“Who managed the tech setup? It really worked well.” I asked Rosanne and Chris that question this morning. The photo above is how they replied! Turns out each had made a contribution and together got the video equipment set up for a successful video conference. But both were more interested in giving credit than getting it. Love it. Are there lessons here when we find ourselves in conflict?
So often in my work I see finger pointing but not in an effort to acknowledge the good work of the other. Instead, it is too frequently done to assign blame. “She never gets the documents together we need for our sessions.” “He was to have his boxes moved by Sunday evening, but it’s Wednesday and he’s still not even started.”
I sometimes start a mediation or collaborative session by asking, “What’s gone right since we last met? Is there something you appreciated about the other that you would like to lead with today?” Look. It’s not that the documents were produced, or the boxes got moved. Those concerns may be very valid. But they likely occurred within a context of other things said or done right. Consider contextualizing and point the finger to affirm and not just to blame.

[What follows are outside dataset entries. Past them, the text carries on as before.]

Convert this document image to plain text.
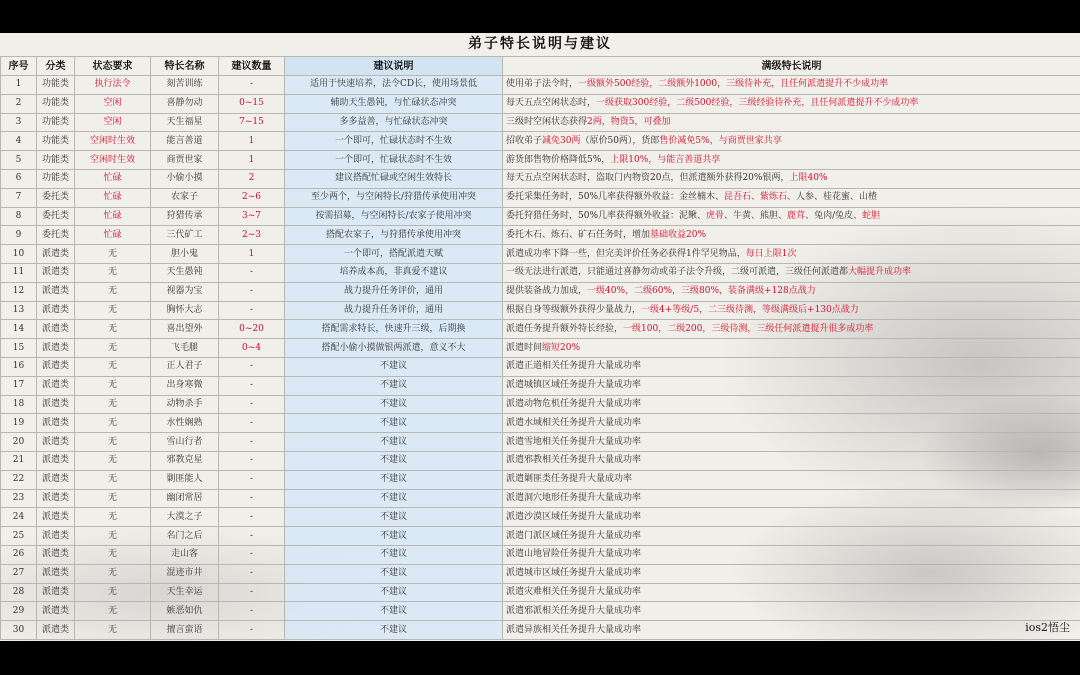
弟子特长说明与建议
序号	分类	状态要求	特长名称	建议数量	建议说明	满级特长说明
1	功能类	执行法令	刻苦训练	-	适用于快速培养，法令CD长，使用场景低	使用弟子法令时，一级额外500经验，二级额外1000，三级待补充，且任何派遣提升不少成功率
2	功能类	空闲	喜静勿动	0~15	辅助天生愚钝，与忙碌状态冲突	每天五点空闲状态时，一级获取300经验，二级500经验，三级经验待补充，且任何派遣提升不少成功率
3	功能类	空闲	天生福星	7~15	多多益善，与忙碌状态冲突	三级时空闲状态获得2两，物资5，可叠加
4	功能类	空闲时生效	能言善道	1	一个即可，忙碌状态时不生效	招收弟子减免30两（原价50两），货郎售价减免5%，与商贾世家共享
5	功能类	空闲时生效	商贾世家	1	一个即可，忙碌状态时不生效	游货郎售物价格降低5%，上限10%，与能言善道共享
6	功能类	忙碌	小偷小摸	2	建议搭配忙碌或空闲生效特长	每天五点空闲状态时，盗取门内物资20点，但派遣额外获得20%银两，上限40%
7	委托类	忙碌	农家子	2~6	至少两个，与空闲特长/狩猎传承使用冲突	委托采集任务时，50%几率获得额外收益：金丝楠木、昆吾石、紫炼石、人参、桂花蜜、山楂
8	委托类	忙碌	狩猎传承	3~7	按需招募，与空闲特长/农家子使用冲突	委托狩猎任务时，50%几率获得额外收益：泥鳅、虎骨、牛黄、熊胆、鹿茸、兔肉/兔皮、蛇胆
9	委托类	忙碌	三代矿工	2~3	搭配农家子，与狩猎传承使用冲突	委托木石、炼石、矿石任务时，增加基础收益20%
10	派遣类	无	胆小鬼	1	一个即可，搭配派遣天赋	派遣成功率下降一些，但完美评价任务必获得1件罕见物品，每日上限1次
11	派遣类	无	天生愚钝	-	培养成本高，非真爱不建议	一级无法进行派遣，只能通过喜静勿动或弟子法令升级，二级可派遣，三级任何派遣都大幅提升成功率
12	派遣类	无	视器为宝	-	战力提升任务评价，通用	提供装备战力加成，一级40%，二级60%，三级80%，装备满级+128点战力
13	派遣类	无	胸怀大志	-	战力提升任务评价，通用	根据自身等级额外获得少量战力，一级4+等级/5，二三级待测，等级满级后+130点战力
14	派遣类	无	喜出望外	0~20	搭配需求特长，快速升三级，后期换	派遣任务提升额外特长经验，一级100，二级200，三级待测，三级任何派遣提升很多成功率
15	派遣类	无	飞毛腿	0~4	搭配小偷小摸做银两派遣，意义不大	派遣时间缩短20%
16	派遣类	无	正人君子	-	不建议	派遣正道相关任务提升大量成功率
17	派遣类	无	出身寒微	-	不建议	派遣城镇区域任务提升大量成功率
18	派遣类	无	动物杀手	-	不建议	派遣动物危机任务提升大量成功率
19	派遣类	无	水性娴熟	-	不建议	派遣水域相关任务提升大量成功率
20	派遣类	无	雪山行者	-	不建议	派遣雪地相关任务提升大量成功率
21	派遣类	无	邪教克星	-	不建议	派遣邪教相关任务提升大量成功率
22	派遣类	无	剿匪能人	-	不建议	派遣剿匪类任务提升大量成功率
23	派遣类	无	幽闭常居	-	不建议	派遣洞穴地形任务提升大量成功率
24	派遣类	无	大漠之子	-	不建议	派遣沙漠区域任务提升大量成功率
25	派遣类	无	名门之后	-	不建议	派遣门派区域任务提升大量成功率
26	派遣类	无	走山客	-	不建议	派遣山地冒险任务提升大量成功率
27	派遣类	无	混迹市井	-	不建议	派遣城市区域任务提升大量成功率
28	派遣类	无	天生幸运	-	不建议	派遣灾难相关任务提升大量成功率
29	派遣类	无	嫉恶如仇	-	不建议	派遣邪派相关任务提升大量成功率
30	派遣类	无	擅言蛮语	-	不建议	派遣异族相关任务提升大量成功率	ios2悟尘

Why Acknowledgment Matters
Acknowledgment is not just about giving credit where it’s due; it’s about fostering cooperation and good will. When you acknowledge a positive action or quality of your partner, the atmosphere in the room shifts. Your partner doesn’t feel on edge, guarding against the next accusation. Your own perspective shifts too because you’ve recognized that not everything is awful. Now there’s environment where your needs and concerns will be heard and can be factored into your settlement. And so can your spouse’s.

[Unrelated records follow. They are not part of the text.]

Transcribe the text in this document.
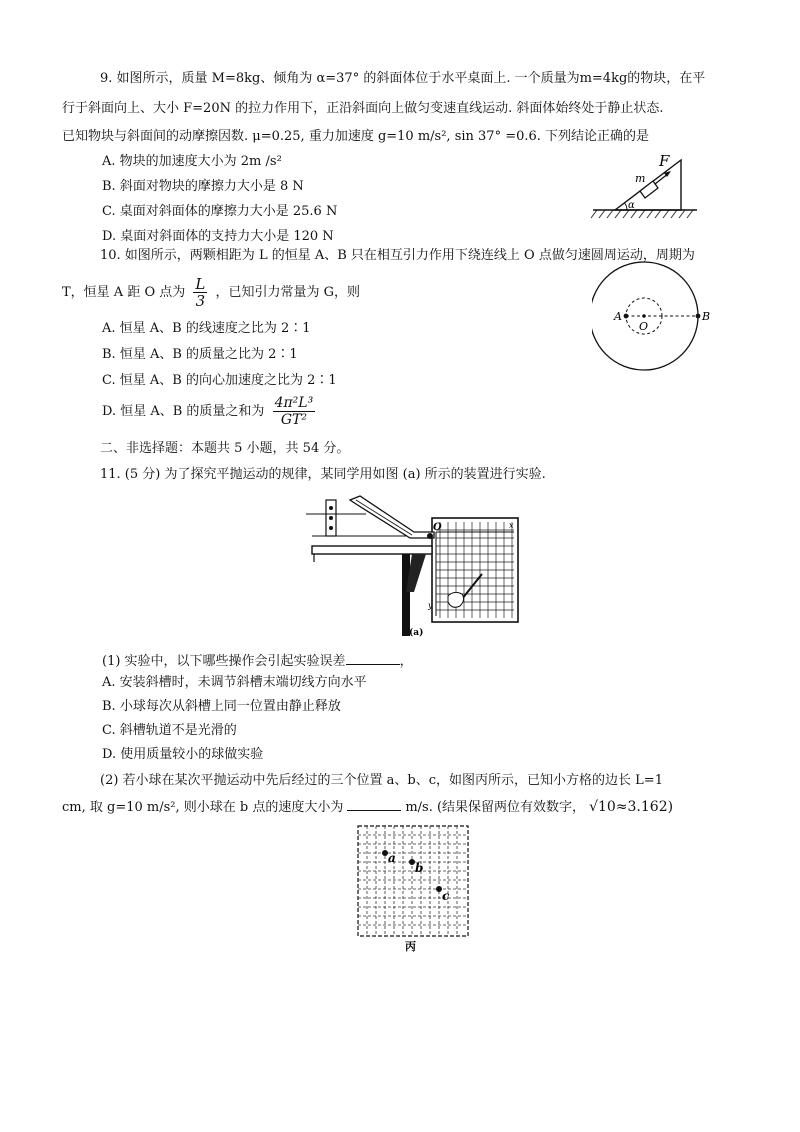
9. 如图所示，质量 M=8kg、倾角为 α=37° 的斜面体位于水平桌面上. 一个质量为m=4kg的物块，在平
行于斜面向上、大小 F=20N 的拉力作用下，正沿斜面向上做匀变速直线运动. 斜面体始终处于静止状态.
已知物块与斜面间的动摩擦因数. μ=0.25, 重力加速度 g=10 m/s², sin 37° =0.6. 下列结论正确的是
A. 物块的加速度大小为 2m /s²
B. 斜面对物块的摩擦力大小是 8 N
C. 桌面对斜面体的摩擦力大小是 25.6 N
D. 桌面对斜面体的支持力大小是 120 N
F
m
α
10. 如图所示，两颗相距为 L 的恒星 A、B 只在相互引力作用下绕连线上 O 点做匀速圆周运动，周期为
T，恒星 A 距 O 点为 $\frac{L}{3}$ ，已知引力常量为 G，则
A. 恒星 A、B 的线速度之比为 2∶1
B. 恒星 A、B 的质量之比为 2∶1
C. 恒星 A、B 的向心加速度之比为 2∶1
D. 恒星 A、B 的质量之和为 $\frac{\text{4π²L³}}{\text{GT²}}$
A
O
B
二、非选择题：本题共 5 小题，共 54 分。
11. (5 分) 为了探究平抛运动的规律，某同学用如图 (a) 所示的装置进行实验.
O	x
y
(a)
(1) 实验中，以下哪些操作会引起实验误差	，
A. 安装斜槽时，未调节斜槽末端切线方向水平
B. 小球每次从斜槽上同一位置由静止释放
C. 斜槽轨道不是光滑的
D. 使用质量较小的球做实验
(2) 若小球在某次平抛运动中先后经过的三个位置 a、b、c，如图丙所示，已知小方格的边长 L=1
cm, 取 g=10 m/s², 则小球在 b 点的速度大小为	m/s. (结果保留两位有效数字， √10≈3.162)
a
b
c
丙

Steps to Embrace Acknowledgment
1. Put it into Perspective
Instead of solely focusing on the negatives, stop. Consciously choose to first acknowledge the good things your (former) partner does. Recognize their efforts, strengths, and positive qualities. Yes, s/he spends too much time on [the thing] but at least he’s not obsessed with [these other things]. In other words, point the finger at the other and say, “You did it” when s/he has done something you’ve appreciated.
2. Pause. Understand.
Start first with a desire to understand–with empathy. So hard. I get it. When I am enraged at some injustice I’ve experienced, the last thing I want to do is ask, “How might the other see this situation?” I’ve had to work for a long time to build in a pause before speaking. Honestly, I’m still not that great at it! But when I remember to take a breath, inquire, “Can you help me understand what (the heck) were you thinking/feeling when you did or said [fill in the blank]” the conversation goes so much better. (Especially when I don’t say “what the heck!”)
3. Don’t interrupt or get defensive.
The other will hear your perspective if you start with a desire to understand theirs. But there’s a huge caveat here: this can’t be a perfunctory box you check before you get to unload. You have to genuinely be open to understanding what the heck the other was feeling. Fake it and you may as well not have bothered asking.
4. Use “I” Statements
Finally, you’ve listened. You’ve reflected back what you heard and understand. You’ve validated the other’s feelings and experiences, even if you don’t agree with them. An atmosphere of respect likely now exists-a great place for open and productive dialogue. Now you’re ready to share your own perspective (a better term than “unload” probably!) Be sure to employ the well-known advice to use “I” statements to avoid sounding accusatory or defensive. For example, instead of saying, “You always neglect our children’s needs,” try saying, “I feel concerned about our children’s needs and would like to discuss how we can address them together.”
Instead of dwelling on past mistakes or assigning blame, shift the conversation towards finding future solutions. It doesn’t advance the cause of resolution to point your finger and say, “But you did/said [fill in the blank] and that was just wrong.” Instead, collaborate with your (former) partner to brainstorm ideas and work towards mutually beneficial outcomes. I sometimes ask clients to imagine the door into our conference room closing off access to past mistakes and outright wrongs. In this room, we are trying to problem-solve for the future.
By embracing the power of acknowledgment, we can transform the way we approach divorce and relationships in general. It’s not about ignoring the challenges or pretending everything is perfect, but rather about recognizing the good in the other and fostering a sense of understanding and empathy. Let’s strive to create an environment where blame is replaced with acknowledgment, and where we can all grow and thrive, even in the face of adversity.